6. Développer une aquaculture respectueuse pour des poissons de qualité
Dans la baie d'Ajaccio, Acquadea bichonne bars, daurades et maigres avec un objectif : proposer des poissons de qualité, élevés avec des méthodes respectueuses de l'environnement et du bien-être animal. La concentration de poissons dans chaque bassin d'élevage est très faible au regard de ce qui peut se pratiquer ailleurs (entre 10 et 13 kg par mètre cube, quand les plus mauvais exemples dans le monde vont jusqu'à 100 kg), le cycle naturel des poissons est respecté, la traçabilité assurée, l'alimentation garantie issue de la pêche durable, sans OGM, sans traitement. Acquadea s'engage également à minimiser les impacts sur les écosystèmes naturels avec des pratiques de gestion qui préservent la biodiversité marine. Bien mieux que beaucoup d'autres. Mais il reste toujours des marges de progrès. L'alimentation des poissons carnivores en est une. Ils sont encore trop souvent nourris par des poissons sauvages sous forme d'huile ou de farine. « Or, leur "rentabilité écologique" est déplorable puisque 1 kg de saumon, daurade ou bar d'élevage nécessite 4 kg de farine de poissons sauvages », souligne le Centre d'études stratégiques de la Marine (CESM), aux dépens de la faune sauvage ou de l'alimentation humaine. Pour réduire cette empreinte, certaines associations plaident pour une alimentation à base d'insectes ou de protéines végétales. Une intégration de l'aquaculture dans un écosystème complet et autonome – élevage de différentes espèces au sein d'un même enclos – offre également un meilleur respect de l'environnement, notamment pour éliminer les déchets.
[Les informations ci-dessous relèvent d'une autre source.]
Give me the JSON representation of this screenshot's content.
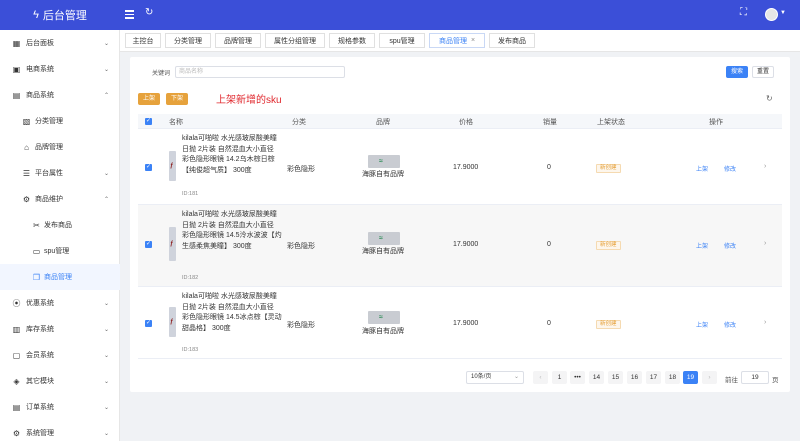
{
  "header": {
    "title": "后台管理",
    "icons": [
      "bolt-icon",
      "menu-icon",
      "refresh-icon",
      "fullscreen-icon",
      "avatar",
      "chevron-down-icon"
    ]
  },
  "sidebar": {
    "items": [
      {
        "label": "后台面板",
        "icon": "dashboard-icon",
        "caret": "⌄"
      },
      {
        "label": "电商系统",
        "icon": "shop-icon",
        "caret": "⌄"
      },
      {
        "label": "商品系统",
        "icon": "goods-icon",
        "caret": "⌃"
      },
      {
        "label": "分类管理",
        "icon": "category-icon",
        "caret": ""
      },
      {
        "label": "品牌管理",
        "icon": "brand-icon",
        "caret": ""
      },
      {
        "label": "平台属性",
        "icon": "attribute-icon",
        "caret": "⌄"
      },
      {
        "label": "商品维护",
        "icon": "maintain-icon",
        "caret": "⌃"
      },
      {
        "label": "发布商品",
        "icon": "publish-icon",
        "caret": ""
      },
      {
        "label": "spu管理",
        "icon": "spu-icon",
        "caret": ""
      },
      {
        "label": "商品管理",
        "icon": "cube-icon",
        "caret": ""
      },
      {
        "label": "优惠系统",
        "icon": "coupon-icon",
        "caret": "⌄"
      },
      {
        "label": "库存系统",
        "icon": "warehouse-icon",
        "caret": "⌄"
      },
      {
        "label": "会员系统",
        "icon": "member-icon",
        "caret": "⌄"
      },
      {
        "label": "其它模块",
        "icon": "module-icon",
        "caret": "⌄"
      },
      {
        "label": "订单系统",
        "icon": "order-icon",
        "caret": "⌄"
      },
      {
        "label": "系统管理",
        "icon": "settings-icon",
        "caret": "⌄"
      }
    ]
  },
  "tabs": [
    {
      "label": "主控台"
    },
    {
      "label": "分类管理"
    },
    {
      "label": "品牌管理"
    },
    {
      "label": "属性分组管理"
    },
    {
      "label": "规格参数"
    },
    {
      "label": "spu管理"
    },
    {
      "label": "商品管理",
      "close": "×"
    },
    {
      "label": "发布商品"
    }
  ],
  "search": {
    "label": "关键词",
    "placeholder": "商品名称",
    "search_button": "搜索",
    "reset_button": "重置"
  },
  "actions": {
    "up_button": "上架",
    "down_button": "下架",
    "annotation": "上架新增的sku"
  },
  "table": {
    "headers": [
      "名称",
      "分类",
      "品牌",
      "价格",
      "销量",
      "上架状态",
      "操作"
    ],
    "rows": [
      {
        "name": "kilala可啪啦 水光感玻尿酸美瞳日抛 2片装 自然混血大小直径 彩色隐形眼镜 14.2乌木棕日棕【纯俊超气质】 300度",
        "id": "ID:181",
        "category": "彩色隐形",
        "brand": "海豚自有品牌",
        "price": "17.9000",
        "sales": "0",
        "status": "新创建",
        "op_up": "上架",
        "op_edit": "修改",
        "arrow": "›"
      },
      {
        "name": "kilala可啪啦 水光感玻尿酸美瞳日抛 2片装 自然混血大小直径 彩色隐形眼镜 14.5泠水波波【灼生感柔焦美瞳】 300度",
        "id": "ID:182",
        "category": "彩色隐形",
        "brand": "海豚自有品牌",
        "price": "17.9000",
        "sales": "0",
        "status": "新创建",
        "op_up": "上架",
        "op_edit": "修改",
        "arrow": "›"
      },
      {
        "name": "kilala可啪啦 水光感玻尿酸美瞳日抛 2片装 自然混血大小直径 彩色隐形眼镜 14.5冰点棕【灵动甜晶格】 300度",
        "id": "ID:183",
        "category": "彩色隐形",
        "brand": "海豚自有品牌",
        "price": "17.9000",
        "sales": "0",
        "status": "新创建",
        "op_up": "上架",
        "op_edit": "修改",
        "arrow": "›"
      }
    ]
  },
  "pagination": {
    "page_size": "10条/页",
    "prev": "‹",
    "next": "›",
    "pages": [
      "1",
      "•••",
      "14",
      "15",
      "16",
      "17",
      "18",
      "19"
    ],
    "current": "19",
    "goto_label": "前往",
    "goto_value": "19",
    "page_suffix": "页"
  },
  "colors": {
    "header_bg": "#3b4fd8",
    "primary": "#3b82f6",
    "warning": "#e6a23c",
    "annotation": "#e0282e"
  }
}
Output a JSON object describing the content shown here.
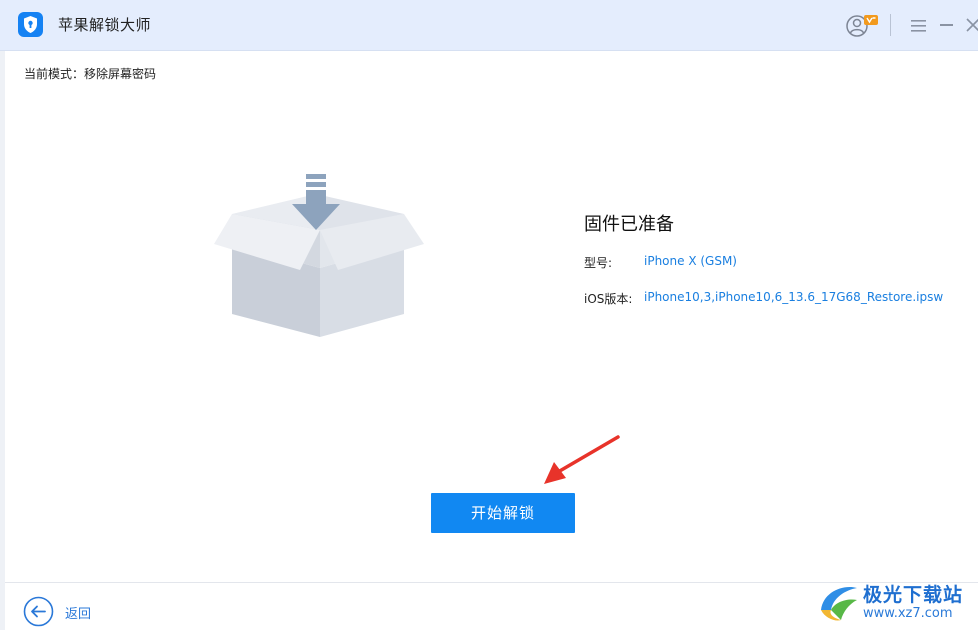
{
  "window": {
    "title": "苹果解锁大师"
  },
  "mode": {
    "label": "当前模式：移除屏幕密码"
  },
  "firmware": {
    "title": "固件已准备",
    "model_label": "型号:",
    "model_value": "iPhone X (GSM)",
    "ios_label": "iOS版本:",
    "ios_value": "iPhone10,3,iPhone10,6_13.6_17G68_Restore.ipsw"
  },
  "actions": {
    "start_label": "开始解锁",
    "back_label": "返回"
  },
  "watermark": {
    "name": "极光下载站",
    "url": "www.xz7.com"
  },
  "icons": [
    "app-logo-icon",
    "user-icon",
    "menu-icon",
    "minimize-icon",
    "close-icon",
    "box-download-icon",
    "red-arrow-icon",
    "back-arrow-icon"
  ],
  "colors": {
    "titlebar_bg": "#e4edfd",
    "accent": "#1188f2",
    "link": "#1a7fe0",
    "arrow": "#e8332a"
  }
}
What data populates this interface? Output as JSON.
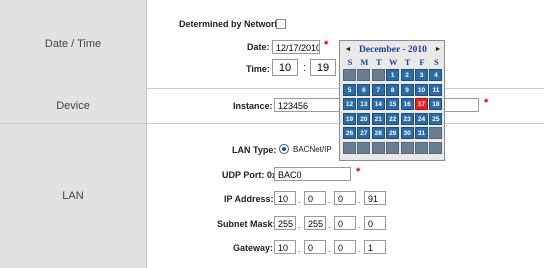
{
  "datetime": {
    "label": "Date / Time",
    "determined_label": "Determined by Network:",
    "date_label": "Date:",
    "date_value": "12/17/2010",
    "time_label": "Time:",
    "time_hour": "10",
    "time_sep": ":",
    "time_min": "19",
    "required": "*"
  },
  "calendar": {
    "prev": "◄",
    "next": "►",
    "title": "December - 2010",
    "dow": [
      "S",
      "M",
      "T",
      "W",
      "T",
      "F",
      "S"
    ],
    "weeks": [
      [
        "",
        "",
        "",
        "1",
        "2",
        "3",
        "4"
      ],
      [
        "5",
        "6",
        "7",
        "8",
        "9",
        "10",
        "11"
      ],
      [
        "12",
        "13",
        "14",
        "15",
        "16",
        "17",
        "18"
      ],
      [
        "19",
        "20",
        "21",
        "22",
        "23",
        "24",
        "25"
      ],
      [
        "26",
        "27",
        "28",
        "29",
        "30",
        "31",
        ""
      ],
      [
        "",
        "",
        "",
        "",
        "",
        "",
        ""
      ]
    ],
    "today": "17"
  },
  "device": {
    "label": "Device",
    "instance_label": "Instance:",
    "instance_value": "123456",
    "required": "*"
  },
  "lan": {
    "label": "LAN",
    "lan_type_label": "LAN Type:",
    "lan_type_value": "BACNet/IP",
    "udp_label": "UDP Port: 0x",
    "udp_value": "BAC0",
    "required": "*",
    "ip_label": "IP Address:",
    "ip": [
      "10",
      "0",
      "0",
      "91"
    ],
    "mask_label": "Subnet Mask:",
    "mask": [
      "255",
      "255",
      "0",
      "0"
    ],
    "gw_label": "Gateway:",
    "gw": [
      "10",
      "0",
      "0",
      "1"
    ],
    "dot": "."
  }
}
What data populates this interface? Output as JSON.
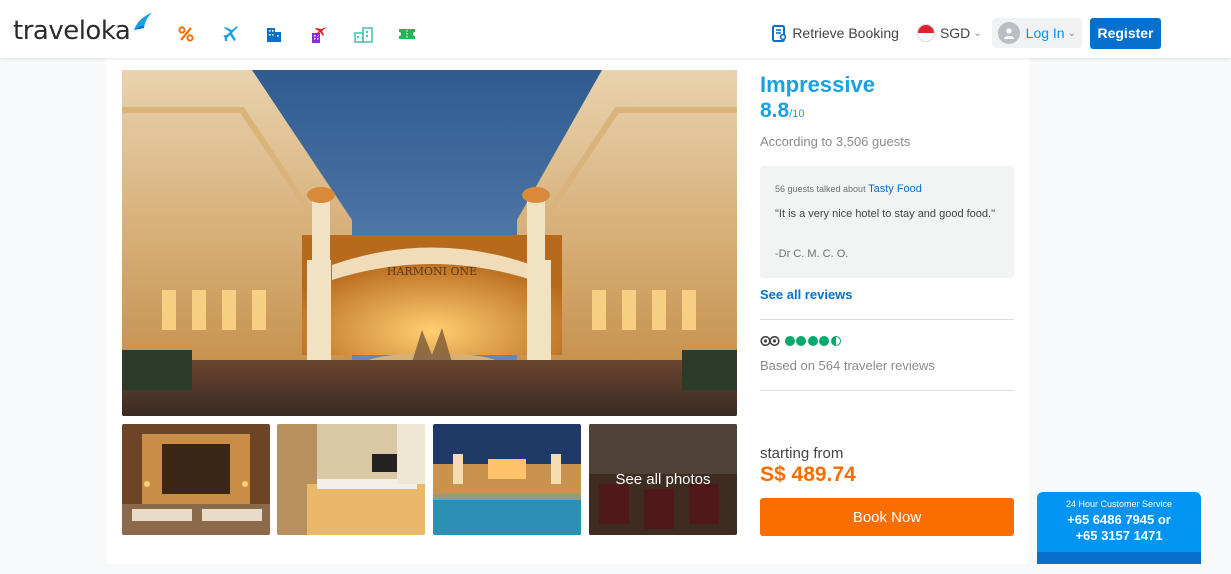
{
  "brand": {
    "logo_text": "traveloka"
  },
  "product_nav": {
    "items": [
      {
        "name": "deals",
        "icon": "percent-icon",
        "color": "#f96d01"
      },
      {
        "name": "flights",
        "icon": "airplane-icon",
        "color": "#1ba0e2"
      },
      {
        "name": "hotels",
        "icon": "hotel-icon",
        "color": "#0770cd"
      },
      {
        "name": "flight-hotel",
        "icon": "flight-hotel-icon",
        "color": "#8a2be2"
      },
      {
        "name": "villas",
        "icon": "villa-icon",
        "color": "#4cc4b3"
      },
      {
        "name": "tickets",
        "icon": "ticket-icon",
        "color": "#1db954"
      }
    ]
  },
  "header": {
    "retrieve_booking": "Retrieve Booking",
    "currency": "SGD",
    "login": "Log In",
    "register": "Register"
  },
  "gallery": {
    "hotel_sign": "HARMONI ONE",
    "see_all_photos": "See all photos"
  },
  "rating": {
    "word": "Impressive",
    "score": "8.8",
    "out_of": "/10",
    "count_text": "According to 3,506 guests"
  },
  "review": {
    "topic_prefix": "56 guests talked about",
    "topic": "Tasty Food",
    "quote": "\"It is a very nice hotel to stay and good food.\"",
    "author": "-Dr C. M. C. O."
  },
  "see_all_reviews": "See all reviews",
  "tripadvisor": {
    "rating": 4.5,
    "max": 5,
    "text": "Based on 564 traveler reviews"
  },
  "pricing": {
    "starting_from": "starting from",
    "price": "S$ 489.74",
    "book_now": "Book Now"
  },
  "customer_service": {
    "title": "24 Hour Customer Service",
    "phone_1": "+65 6486 7945 or",
    "phone_2": "+65 3157 1471"
  },
  "colors": {
    "brand_blue": "#0194f3",
    "accent_orange": "#f96d01",
    "rating_blue": "#1ba0e2",
    "tripadvisor_green": "#00aa6c"
  }
}
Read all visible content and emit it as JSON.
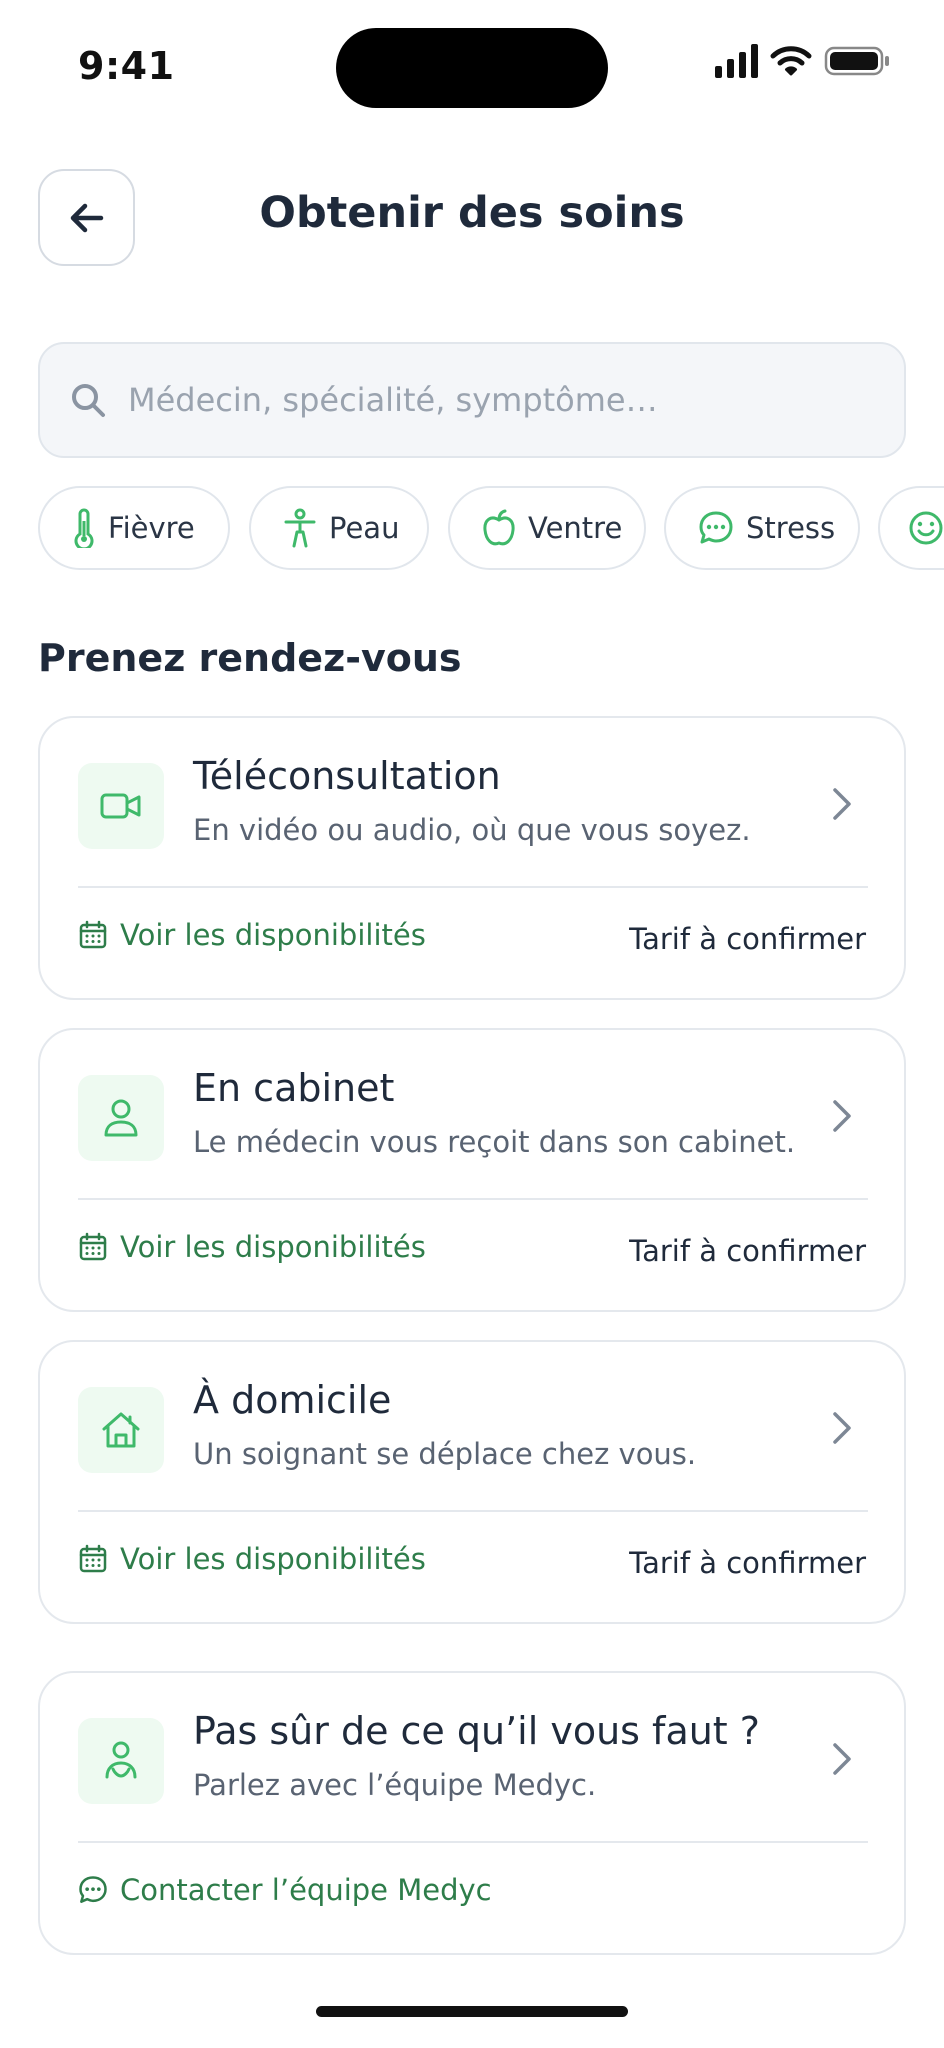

L'aquaculture s'avère un atout majeur pour l'alimentation mondiale, tout en réduisant la pression sur les ressources des océans. Mais la FAO rappelle que sur une production halieutique et aquacole de 178 millions de tonnes en 2020, l'aquaculture en représente désormais la moitié. Et « l'aquaculture intensive et low cost dans le monde représente aujourd'hui près de 70 % de la production de poissons d'élevage », complète le CESM. L'exemple d'Acquadea, et de beaucoup d'autres aquaculteurs, prouve pourtant qu'il est possible de faire autrement.
¹ Entretien accordé au National Geographic en 2020.
² Kirsten Grorud-Colvert et al., « The MPA Guide : A framework to achieve global goals for the Ocean », Science, 10 septembre 2021.
³ Travail engagé par l'association Bloom en collaboration avec The Shift Project et L'Atelier des Jours à venir, mené par une équipe de scientifiques pluridisciplinaires de l'institut Agro, d'AgroParisTech et de l'EHESS-CNRS.